Berkeley Lab's David Quarry to Serve as Chief Architect for LHC ATLAS Experiment
May 18, 2000
David Quarrie, leader of the High Energy and Nuclear Physics Software Group in NERSC, has accepted a two-year assignment as chief architect for the ATLAS high-energy physics experiment. ATLAS is an international research program to be carried out at the Large Hadron Collider at CERN in Switzerland beginning in 2005.
Quarrie’s new position will occupy about 50 percent of his time, and he will also continue working on software efforts related to the BaBar project at the Stanford Linear Accelerator Center.
“It’s exciting, but also a little scary,” he said. “BaBar and ATLAS each want 50 percent -- of an 80-hour work week.”
The job of the chief architect is to establish a coherent vision for the software, Quarrie said. On a practical level, the task is to produce and implement the framework or environment in which scientists will write the physics algorithms to do the physics they need to do as part of the ATLAS experiment. The architect is responsible for all the off-line software for reconstruction, simulation, physics analysis and the final real-time filter for on-line data generation and collection.
It’s not a head-in-the-clouds position, he added, but one which requires producing results and meeting a series of milestones every three to four months over the next several years. Quarrie’s team, which includes Chris Day from his group and members of NERSC’s HENP Systems Group, has already met its first milestone by producing a prototype of the framework. The team adapted work done by another group at CERN and will revise it and add functionality in the months ahead.
Quarrie accepted the position after serving as a member of the ATLAS Architecture Task Force. That assignment had him sitting in on videoconferences from midnight to 8 a.m. every other Friday night for almost four months. When no one else who was qualified stepped forward for the chief architect position, Quarrie assumed responsibility.
This won't be the first attempt to produce the software architecture for ATLAS but Quarrie is hoping that this one will be a success. He says the challenges are more sociological than technical. ATLAS involves about 1,800 researchers from dozens of countries. “It’s difficult to get consensus on technical issues,” Quarrie said.
The technical challenges come from the large, complex nature of the collaborative experiments, Quarrie said. The ATLAS program is scheduled to begin conducting experiments in the year 2005 and is the next generation of data-intensive computing project in high-energy physics, similar to the experiments at Brookhaven, Fermilab and SLAC, but on a larger scale.

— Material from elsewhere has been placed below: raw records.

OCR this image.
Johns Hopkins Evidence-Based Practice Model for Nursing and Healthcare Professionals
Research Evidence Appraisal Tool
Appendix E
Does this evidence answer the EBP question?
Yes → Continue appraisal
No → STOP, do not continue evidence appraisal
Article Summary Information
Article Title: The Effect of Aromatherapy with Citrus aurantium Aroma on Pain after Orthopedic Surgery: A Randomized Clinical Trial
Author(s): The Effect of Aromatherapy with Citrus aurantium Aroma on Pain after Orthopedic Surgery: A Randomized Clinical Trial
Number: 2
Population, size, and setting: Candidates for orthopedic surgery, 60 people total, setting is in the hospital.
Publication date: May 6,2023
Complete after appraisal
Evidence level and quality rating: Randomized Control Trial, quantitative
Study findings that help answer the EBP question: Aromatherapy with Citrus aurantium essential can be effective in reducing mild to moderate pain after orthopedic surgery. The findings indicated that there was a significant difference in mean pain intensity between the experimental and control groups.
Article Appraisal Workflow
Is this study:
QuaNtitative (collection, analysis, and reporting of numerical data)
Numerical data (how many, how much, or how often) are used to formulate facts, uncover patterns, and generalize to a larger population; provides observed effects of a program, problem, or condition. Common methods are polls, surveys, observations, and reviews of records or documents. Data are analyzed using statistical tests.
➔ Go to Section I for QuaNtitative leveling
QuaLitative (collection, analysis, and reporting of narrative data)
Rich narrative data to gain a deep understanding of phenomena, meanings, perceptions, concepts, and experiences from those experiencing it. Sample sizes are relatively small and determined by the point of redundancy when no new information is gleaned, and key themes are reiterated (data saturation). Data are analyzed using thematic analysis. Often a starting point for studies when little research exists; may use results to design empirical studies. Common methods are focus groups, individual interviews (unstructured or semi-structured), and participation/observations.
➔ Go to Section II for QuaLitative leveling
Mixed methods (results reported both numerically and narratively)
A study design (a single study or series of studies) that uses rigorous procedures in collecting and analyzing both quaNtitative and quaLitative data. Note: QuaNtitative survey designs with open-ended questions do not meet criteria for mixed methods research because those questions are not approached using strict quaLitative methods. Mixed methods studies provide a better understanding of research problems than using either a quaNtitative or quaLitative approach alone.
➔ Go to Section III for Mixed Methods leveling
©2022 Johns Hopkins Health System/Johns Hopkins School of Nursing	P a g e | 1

While the STAR (Solenoidal Tracker at RHIC) will generate about 250 terabytes of data annually, ATLAS will yield up to 1.5 petabytes per year for 10 years.
The five-story high, 7,000 ton ATLAS experiment is designed primarily to find the Higgs boson (or family of bosons), the carrier of the Higgs field, which is thought to impart mass to all particles with mass, including the predicted massive "sparticles" of supersymmetry theory. The Higgs boson is weakly interacting, and will be seen only rarely in the debris of millions of proton collisions.
Quarrie’s duties will require him to spend about two weeks of every six at CERN in Geneva. Although the long flights and nine-hour time difference make for a grueling trip, he is looking forward to working on a project at CERN -- the first since he earned his Ph.D. at the center in 1974. “It takes me back to my youth,” he said with a laugh. Trained as a physicist, Quarrie has been involved in high energy physics computing since 1970 and has worked at Berkeley Lab since 1993.